Single by John Cougar Mellencamp

from the album Uh-Huh
- B-side: "Golden Gates"
- Released: October 1983
- Genre: Heartland rock
- Length: 3:33
- Label: Riva
- Songwriters: John Mellencamp, George Green
- Producers: John Mellencamp, Don Gehman

John Cougar Mellencamp singles chronology
| "Hand to Hold on To" (1982) | "Crumblin' Down" (1983) | "Pink Houses" (1983) |

= Crumblin' Down =

"Crumblin' Down" is a rock song co-written and performed by John Cougar Mellencamp, released as the lead single from his 1983 album Uh-Huh. It was a top-ten hit on both the US Billboard Hot 100 and Canadian pop charts, and it reached #2 on the US Mainstream Rock charts.

== Background ==
"Crumblin' Down" was written by John Mellencamp and longtime writing partner George Green.
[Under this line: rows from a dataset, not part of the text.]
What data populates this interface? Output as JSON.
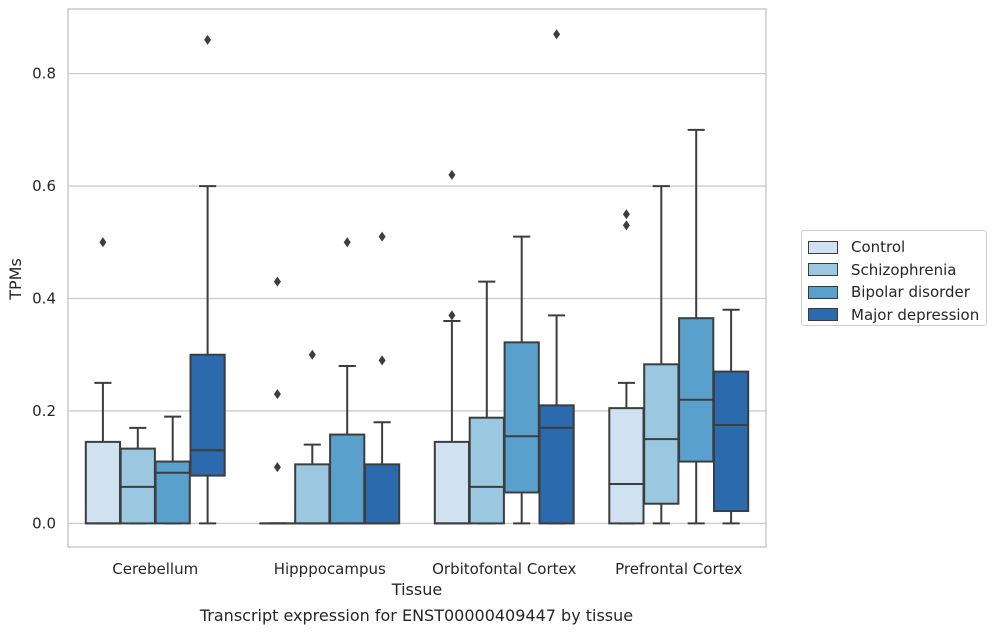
{
  "chart_data": {
    "type": "box",
    "title": "",
    "xlabel": "Tissue",
    "ylabel": "TPMs",
    "ylim": [
      -0.042,
      0.915
    ],
    "yticks": [
      0.0,
      0.2,
      0.4,
      0.6,
      0.8
    ],
    "ytick_labels": [
      "0.0",
      "0.2",
      "0.4",
      "0.6",
      "0.8"
    ],
    "grid": "horizontal",
    "legend_position": "right",
    "categories": [
      "Cerebellum",
      "Hipppocampus",
      "Orbitofontal Cortex",
      "Prefrontal Cortex"
    ],
    "series": [
      {
        "name": "Control",
        "color": "#d0e2f2",
        "boxes": [
          {
            "whislo": 0.0,
            "q1": 0.0,
            "med": 0.0,
            "q3": 0.145,
            "whishi": 0.25,
            "fliers": [
              0.5
            ]
          },
          {
            "whislo": 0.0,
            "q1": 0.0,
            "med": 0.0,
            "q3": 0.0,
            "whishi": 0.0,
            "fliers": [
              0.43,
              0.23,
              0.1
            ]
          },
          {
            "whislo": 0.0,
            "q1": 0.0,
            "med": 0.0,
            "q3": 0.145,
            "whishi": 0.36,
            "fliers": [
              0.62,
              0.37
            ]
          },
          {
            "whislo": 0.0,
            "q1": 0.0,
            "med": 0.07,
            "q3": 0.205,
            "whishi": 0.25,
            "fliers": [
              0.55,
              0.53
            ]
          }
        ]
      },
      {
        "name": "Schizophrenia",
        "color": "#9ac8e0",
        "boxes": [
          {
            "whislo": 0.0,
            "q1": 0.0,
            "med": 0.065,
            "q3": 0.133,
            "whishi": 0.17,
            "fliers": []
          },
          {
            "whislo": 0.0,
            "q1": 0.0,
            "med": 0.0,
            "q3": 0.105,
            "whishi": 0.14,
            "fliers": [
              0.3
            ]
          },
          {
            "whislo": 0.0,
            "q1": 0.0,
            "med": 0.065,
            "q3": 0.188,
            "whishi": 0.43,
            "fliers": []
          },
          {
            "whislo": 0.0,
            "q1": 0.035,
            "med": 0.15,
            "q3": 0.283,
            "whishi": 0.6,
            "fliers": []
          }
        ]
      },
      {
        "name": "Bipolar disorder",
        "color": "#5aa0cd",
        "boxes": [
          {
            "whislo": 0.0,
            "q1": 0.0,
            "med": 0.09,
            "q3": 0.11,
            "whishi": 0.19,
            "fliers": []
          },
          {
            "whislo": 0.0,
            "q1": 0.0,
            "med": 0.0,
            "q3": 0.158,
            "whishi": 0.28,
            "fliers": [
              0.5
            ]
          },
          {
            "whislo": 0.0,
            "q1": 0.055,
            "med": 0.155,
            "q3": 0.322,
            "whishi": 0.51,
            "fliers": []
          },
          {
            "whislo": 0.0,
            "q1": 0.11,
            "med": 0.22,
            "q3": 0.365,
            "whishi": 0.7,
            "fliers": []
          }
        ]
      },
      {
        "name": "Major depression",
        "color": "#2a6aad",
        "boxes": [
          {
            "whislo": 0.0,
            "q1": 0.085,
            "med": 0.13,
            "q3": 0.3,
            "whishi": 0.6,
            "fliers": [
              0.86
            ]
          },
          {
            "whislo": 0.0,
            "q1": 0.0,
            "med": 0.0,
            "q3": 0.105,
            "whishi": 0.18,
            "fliers": [
              0.51,
              0.29
            ]
          },
          {
            "whislo": 0.0,
            "q1": 0.0,
            "med": 0.17,
            "q3": 0.21,
            "whishi": 0.37,
            "fliers": [
              0.87
            ]
          },
          {
            "whislo": 0.0,
            "q1": 0.022,
            "med": 0.175,
            "q3": 0.27,
            "whishi": 0.38,
            "fliers": []
          }
        ]
      }
    ],
    "caption": "Transcript expression for ENST00000409447 by tissue"
  }
}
It was the last song recorded for Uh-Huh; after listening to the masters for the other tracks recorded, Mellencamp decided that the album needed a song that would work as the album's lead single. He contacted Green, with whom he had previously written "Hurts So Good," to solicit ideas. Green had begun a song with lines about walls crumbling down; he and Mellencamp then built the song by trading lines, attempting to top one another.

According to Green, the song attempts to answer the question of what to do when success eventually fades, and "the big-time deal falls through." The song touches on Mellencamp's fame as well as the frustrations of losing one's livelihood: the lyrics were inspired, in part, by Mellencamp's cousin losing his job as an electrical engineer.
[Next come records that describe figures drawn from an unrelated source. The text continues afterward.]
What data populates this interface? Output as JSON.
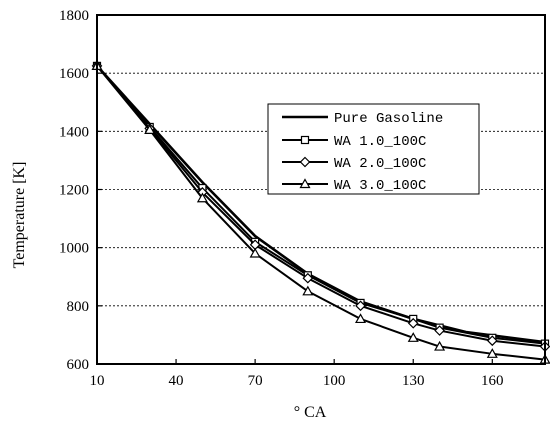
{
  "chart_data": {
    "type": "line",
    "xlabel": "° CA",
    "ylabel": "Temperature [K]",
    "xlim": [
      10,
      180
    ],
    "ylim": [
      600,
      1800
    ],
    "xticks": [
      10,
      40,
      70,
      100,
      130,
      160
    ],
    "yticks": [
      600,
      800,
      1000,
      1200,
      1400,
      1600,
      1800
    ],
    "grid": "horizontal dotted",
    "legend_position": "upper-right",
    "series": [
      {
        "name": "Pure Gasoline",
        "marker": "none",
        "x": [
          10,
          30,
          50,
          70,
          90,
          110,
          130,
          150,
          180
        ],
        "y": [
          1625,
          1425,
          1225,
          1040,
          910,
          815,
          755,
          710,
          675
        ]
      },
      {
        "name": "WA 1.0_100C",
        "marker": "square",
        "x": [
          10,
          30,
          50,
          70,
          90,
          110,
          130,
          140,
          160,
          180
        ],
        "y": [
          1625,
          1415,
          1205,
          1020,
          905,
          810,
          755,
          725,
          690,
          670
        ]
      },
      {
        "name": "WA 2.0_100C",
        "marker": "diamond",
        "x": [
          10,
          30,
          50,
          70,
          90,
          110,
          130,
          140,
          160,
          180
        ],
        "y": [
          1625,
          1410,
          1190,
          1010,
          895,
          800,
          740,
          715,
          680,
          660
        ]
      },
      {
        "name": "WA 3.0_100C",
        "marker": "triangle",
        "x": [
          10,
          30,
          50,
          70,
          90,
          110,
          130,
          140,
          160,
          180
        ],
        "y": [
          1625,
          1405,
          1170,
          980,
          850,
          755,
          690,
          660,
          635,
          615
        ]
      }
    ]
  }
}
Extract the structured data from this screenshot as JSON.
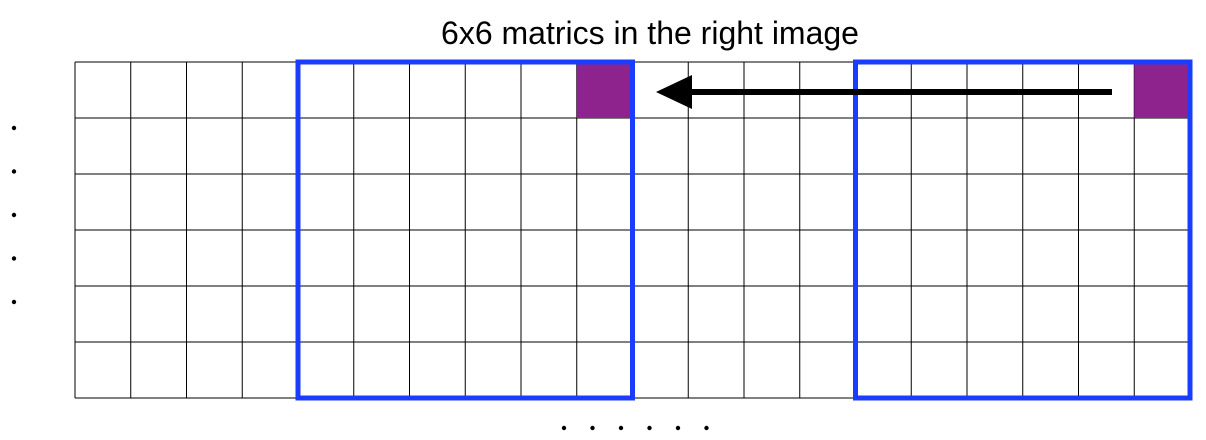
{
  "title": "6x6 matrics in the right image",
  "grid": {
    "columns": 20,
    "rows": 6,
    "line_color": "#000000"
  },
  "windows": [
    {
      "label": "left-window",
      "col_start": 4,
      "col_span": 6,
      "row_start": 0,
      "row_span": 6,
      "color": "#1a3cff"
    },
    {
      "label": "right-window",
      "col_start": 14,
      "col_span": 6,
      "row_start": 0,
      "row_span": 6,
      "color": "#1a3cff"
    }
  ],
  "highlighted_cells": [
    {
      "col": 9,
      "row": 0,
      "color": "#8e238e"
    },
    {
      "col": 19,
      "row": 0,
      "color": "#8e238e"
    }
  ],
  "arrow": {
    "direction": "left",
    "color": "#000000"
  },
  "continuation_dots": {
    "left_vertical_count": 5,
    "bottom_horizontal_count": 6
  }
}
In a 2016 Mellencamp-dedicated exhibit at the Rock and Roll Hall of Fame, a display was emblazoned with the following quote from Mellencamp: "Crumblin' Down is a very political song that I wrote with my childhood friend George Green. Reagan was president - he was deregulating everything and the walls were crumbling down on the poor. The song was the last one recorded and the first single. It was a hit immediately. I felt like I was pulling the wool over everyone's eyes."

The video for "Crumblin' Down" received heavy play on MTV. It featured a chain-smoking Mellencamp in intentionally ripped denim jeans, dancing and kicking over chairs on a stage in an empty auditorium. As the video progresses, he dances among a row of parking meters, climbs and descends a tall stepladder, and gains a three-piece backing band as accompaniment for the final chorus. "Crumblin' Down" was the first single released by Mellencamp to include his real last name: previous releases were credited to "John Cougar."

"Crumblin' Down" was the lead single from Uh-Huh, following his previous hit single "Hand to Hold on To" (from 1982's American Fool) to the Billboard Top 40 on the Hot 100, where it debuted October 22, 1983. It peaked at number 9 on that chart and at number 2 on the Mainstream Rock chart.

"Crumblin' Down" is also included on Mellencamp's greatest hits compilations The Best That I Could Do 1978–1988 and Words & Music: John Mellencamp's Greatest Hits.

==Charts==

===Weekly charts===

| Chart (1983–1984) | Peak position |
|---|---|
| Argentina | 7 |
| Canada Top Singles (RPM) | 9 |
| US Billboard Hot 100 | 9 |
| US Mainstream Rock (Billboard) | 2 |

===Year-end charts===

| Chart (1983) | Position |
|---|---|
| Canada Top Singles (RPM) | 91 |

==Popular culture==
- In the Season 2 of the hit 1980s TV series Knight Rider, an episode titled "White Line Warriors" features the song playing on the radio when burglaries in a small town take place.